Les mères au foyer sont souvent victimes de stigmatisation et de critiques au sujet de leur statut social. De trop nombreuses personnes pensent encore qu’être mère au foyer c’est tout beau, tout rose et reposant.

« Tout le monde pense qu'il est facile d'être une mère au foyer à plein temps. Ils pensent que nous sommes chanceuses de ne pas aller au travail, que nous sommes paresseuses, que ce n’est pas un « vrai » travail donc nous n’avons pas à nous plaindre. Mais la vérité c’est… qu’on se sent seules et accablées », écrit Bridgette Armstrong, une maman américaine de 25 ans, qui a partagé un post Facebook fort en émotions sur son quotidien de mère au foyer.

C’est donc en larmes que cette maman répond aux nombreuses critiques et évoque les multiples difficultés de son quotidien :

« Vous ne pouvez rien faire par vous-même ; aller aux toilettes, savourer une tasse de café, lire, sans que quelqu'un ne pleure ou n’hurle accroché à votre jambe.

Vous n'avez pas de pause à moins qu'il ne dorme et alors vous utilisez ce temps pour faire le ménage.

Vous avez du mal à trouver des moyens de divertir quelqu'un littéralement 12 heures par jour, tous les jours.

Vous portez les mêmes vêtements qui sentent la sueur et les larmes pendant des jours, car ils sont déjà tachés et que ça ne sert à rien de ruiner plus de vêtements.

Vous oubliez ce que cela signifie d'être un individu parce que votre existence entière tourne maintenant autour de cet enfant.

Vous regardez les mamans qui travaillent et vous devenez jalouse parce que vous souhaitez avoir une excuse pour avoir une conversation adulte sans être interrompue.

Vous vous enfermez dans la salle de bain et criez dans une serviette en pleurant parce que vous avez besoin d'une seconde pour respirer ; pendant que votre enfant frappe à la porte pour entrer...

La plupart d’entre nous n’ont même pas le luxe de pleurer et d’être frustrées en paix, sans qu’on nous dise : "pourquoi tu pleures ? Tu peux rester à la maison toute la journée."

J'étais de celles qui jugeaient les parents au foyer.
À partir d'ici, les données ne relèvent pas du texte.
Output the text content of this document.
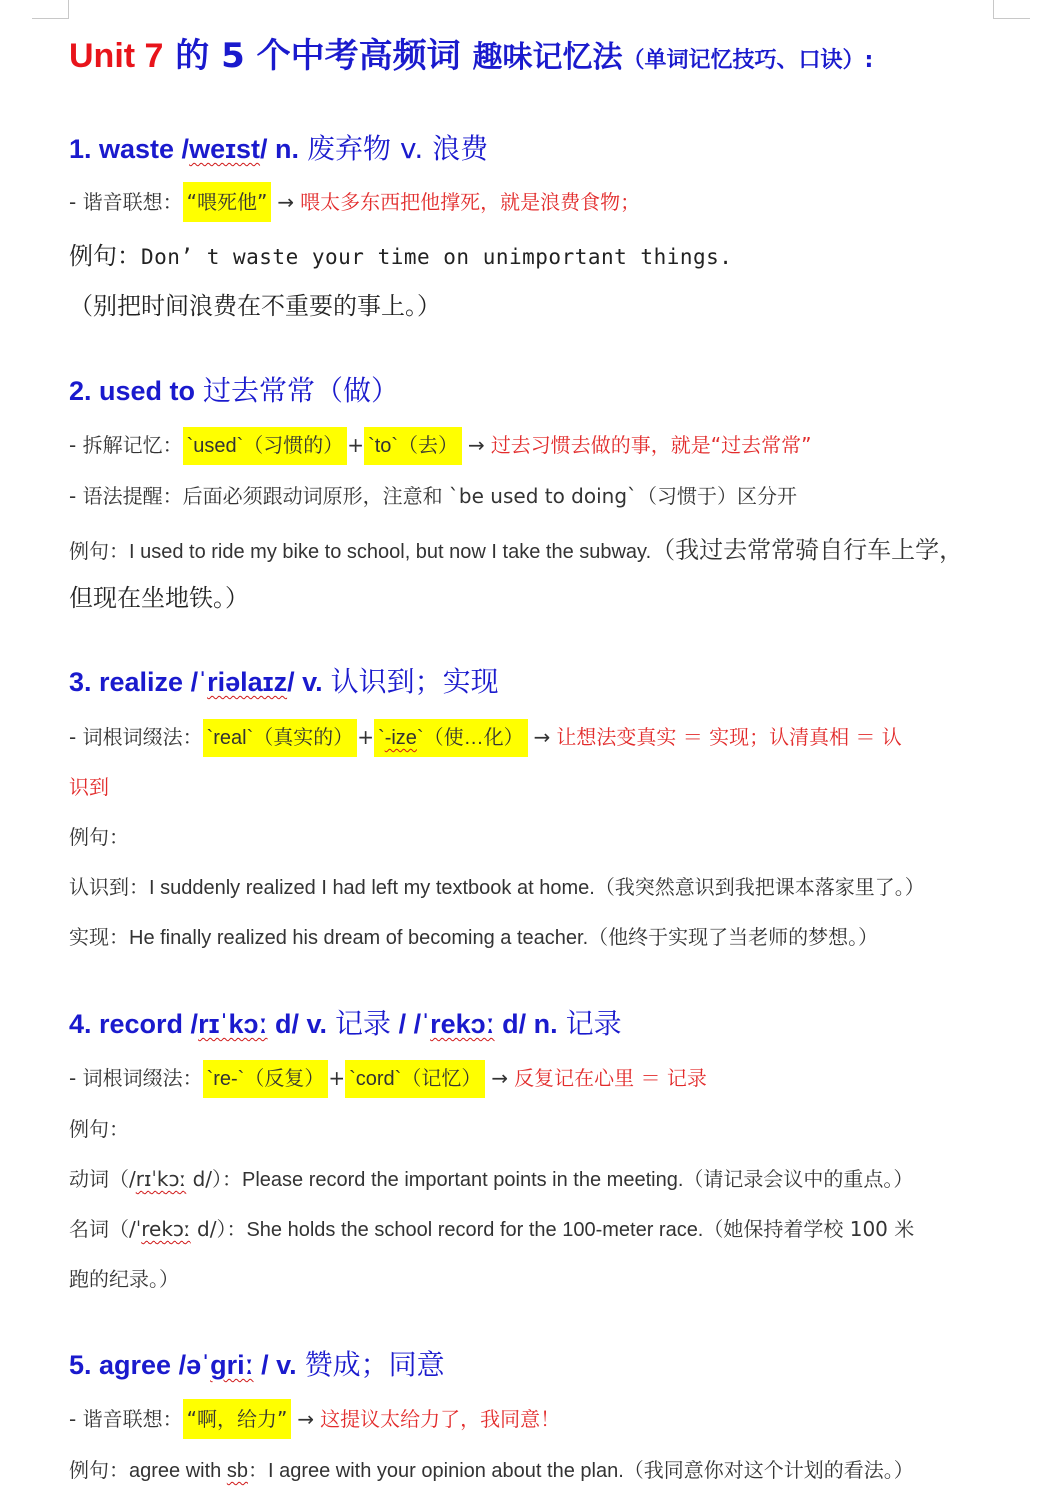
Unit 7 的 5 个中考高频词 趣味记忆法（单词记忆技巧、口诀）:
1. waste /weɪst/ n. 废弃物 v. 浪费
- 谐音联想： “喂死他” → 喂太多东西把他撑死，就是浪费食物；
例句：Don’ t waste your time on unimportant things.
（别把时间浪费在不重要的事上。）
2. used to 过去常常（做）
- 拆解记忆： `used`（习惯的） + `to`（去） → 过去习惯去做的事，就是“过去常常”
- 语法提醒：后面必须跟动词原形，注意和 `be used to doing`（习惯于）区分开
例句：I used to ride my bike to school, but now I take the subway.（我过去常常骑自行车上学，
但现在坐地铁。）
3. realize /ˈriəlaɪz/ v. 认识到；实现
- 词根词缀法： `real`（真实的） + `-ize`（使…化） → 让想法变真实 ＝ 实现；认清真相 ＝ 认
识到
例句：
认识到：I suddenly realized I had left my textbook at home.（我突然意识到我把课本落家里了。）
实现：He finally realized his dream of becoming a teacher.（他终于实现了当老师的梦想。）
4. record /rɪˈkɔː d/ v. 记录 / /ˈrekɔː d/ n. 记录
- 词根词缀法： `re-`（反复） + `cord`（记忆） → 反复记在心里 ＝ 记录
例句：
动词（/rɪˈkɔː d/）：Please record the important points in the meeting.（请记录会议中的重点。）
名词（/ˈrekɔː d/）：She holds the school record for the 100-meter race.（她保持着学校 100 米
跑的纪录。）
5. agree /əˈgriː / v. 赞成；同意
- 谐音联想： “啊，给力” → 这提议太给力了，我同意！
例句：agree with sb：I agree with your opinion about the plan.（我同意你对这个计划的看法。）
Mais je comprends maintenant. Les personnes qui ont dit qu’elles seraient là pour aider ont pratiquement disparu, et vous vous retrouvez avec ce sentiment d’échec écrasant.

Ma maison n'est pas propre, je ne suis pas propre, la vaisselle n'est pas finie, j'ai déjà crié aujourd'hui, j'ai pleuré et je me suis sentie tellement coupable, car mon enfant était là pour en être témoin. Mais je suis seule ... et je suis isolée. »

« Dans la société actuelle, j'ai l'impression que les mères au foyer sont obligées de ne ressentir que de la gratitude d'avoir la possibilité de rester à la maison - que nous ne sommes pas autorisées à parler de nos mauvais jours sans que quelqu'un nous dise que cela pourrait être pire. », ajoute-t-elle, lassée et épuisée.

Bridgette est là pour nous rappeler que les femmes ont le droit d’éprouver des difficultés sans culpabiliser et ce qu’importe la vie qu’elles ont décidé de mener. Merci pour ça, merci pour ce message.